Wednesday, March 12, 2008
Genital tract immune responses may protect from pathogens or cause harm. Interactions between immunity, flora, and pathogens are not well defined.
To apply a targeted multiplex assay to evaluate immune mediators and their inter-relationships with pathogens.
A CVL specimen and a slide for gram stain were collected from women ≥ 18 years old attending an STD clinic. The cytometric bead array multiplex assay was applied to the CVL specimens. Data analysis was performed by Mann Whitney.

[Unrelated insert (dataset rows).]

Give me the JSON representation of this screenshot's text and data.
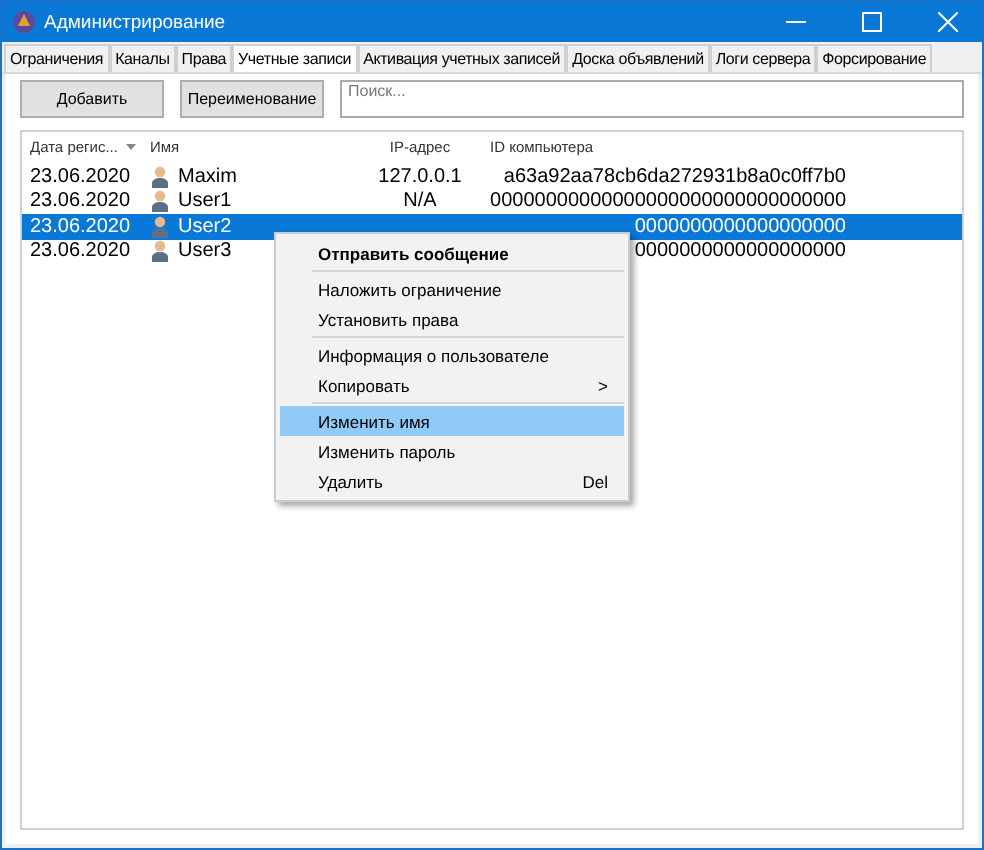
{
  "window": {
    "title": "Администрирование"
  },
  "tabs": [
    {
      "label": "Ограничения",
      "selected": false
    },
    {
      "label": "Каналы",
      "selected": false
    },
    {
      "label": "Права",
      "selected": false
    },
    {
      "label": "Учетные записи",
      "selected": true
    },
    {
      "label": "Активация учетных записей",
      "selected": false
    },
    {
      "label": "Доска объявлений",
      "selected": false
    },
    {
      "label": "Логи сервера",
      "selected": false
    },
    {
      "label": "Форсирование",
      "selected": false
    }
  ],
  "toolbar": {
    "buttons": [
      "Добавить",
      "Переименование"
    ],
    "search": {
      "placeholder": "Поиск..."
    }
  },
  "table": {
    "columns": [
      "Дата регис...",
      "Имя",
      "IP-адрес",
      "ID компьютера"
    ],
    "rows": [
      {
        "date": "23.06.2020",
        "name": "Maxim",
        "ip": "127.0.0.1",
        "id": "a63a92aa78cb6da272931b8a0c0ff7b0",
        "selected": false
      },
      {
        "date": "23.06.2020",
        "name": "User1",
        "ip": "N/A",
        "id": "00000000000000000000000000000000",
        "selected": false
      },
      {
        "date": "23.06.2020",
        "name": "User2",
        "id": "0000000000000000000",
        "selected": true
      },
      {
        "date": "23.06.2020",
        "name": "User3",
        "id": "0000000000000000000",
        "selected": false
      }
    ]
  },
  "context_menu": [
    {
      "kind": "item",
      "label": "Отправить сообщение",
      "default": true,
      "selected": false
    },
    {
      "kind": "separator"
    },
    {
      "kind": "item",
      "label": "Наложить ограничение",
      "selected": false
    },
    {
      "kind": "item",
      "label": "Установить права",
      "selected": false
    },
    {
      "kind": "separator"
    },
    {
      "kind": "item",
      "label": "Информация о пользователе",
      "selected": false
    },
    {
      "kind": "item",
      "label": "Копировать",
      "submenu": ">",
      "selected": false
    },
    {
      "kind": "separator"
    },
    {
      "kind": "item",
      "label": "Изменить имя",
      "selected": true
    },
    {
      "kind": "item",
      "label": "Изменить пароль",
      "selected": false
    },
    {
      "kind": "item",
      "label": "Удалить",
      "shortcut": "Del",
      "selected": false
    }
  ]
}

Eighty-five patients donated CVL specimens. Seventy-seven specimens were tested with the multiplex assay, assessing IL-6, IL-1β and IL-8. Cytokine levels for each clinical diagnosis was compared to levels found in women with a normal clinical exam (n=13). For bacterial vaginosis (BV) diagnosis only (n=11): IL-6, 23 vs. 7 pg/ml (p=.0063); IL-1β, 460 vs. 72 pg/ml (p=.0019); IL-8, 2996 vs. 1320 pg/ml (p=.045). For trichomoniasis diagnosis only (n=5): IL-6, 6 vs. 7 pg/ml (p=.57); IL-1β, 522 vs. 72 pg/ml (p=.009); IL-8, 5000 vs. 1320 pg/ml (p=.011). For all gonorrhea/cervicitis (n=6): IL-6, 473 vs. 7 pg/ml (p=.08); IL-1β, 625 vs. 72 pg/ml (p=.005); IL-8, 3229 vs. 1320 pg/ml (p=.033). The remainder of specimens were mixed infections. The mean assay levels for the entire sample for IL-6, IL-1β, and IL-8 respectively were 112, 609, and 2909 pg/ml.
The cytokines IL-1β and IL-8 levels were significantly elevated when compared to normal specimens for all clinical diagnoses. IL-6 levels were significantly higher in those with a BV only diagnosis.
This preliminary study of local immune response to genital infection demonstrates that all infections studied produce some response while others produce unique patterns of inflammatory cytokines. Further research expanding the number of cytokines and sample size to assess the immune status of the genital tract is needed to develop a predictable test.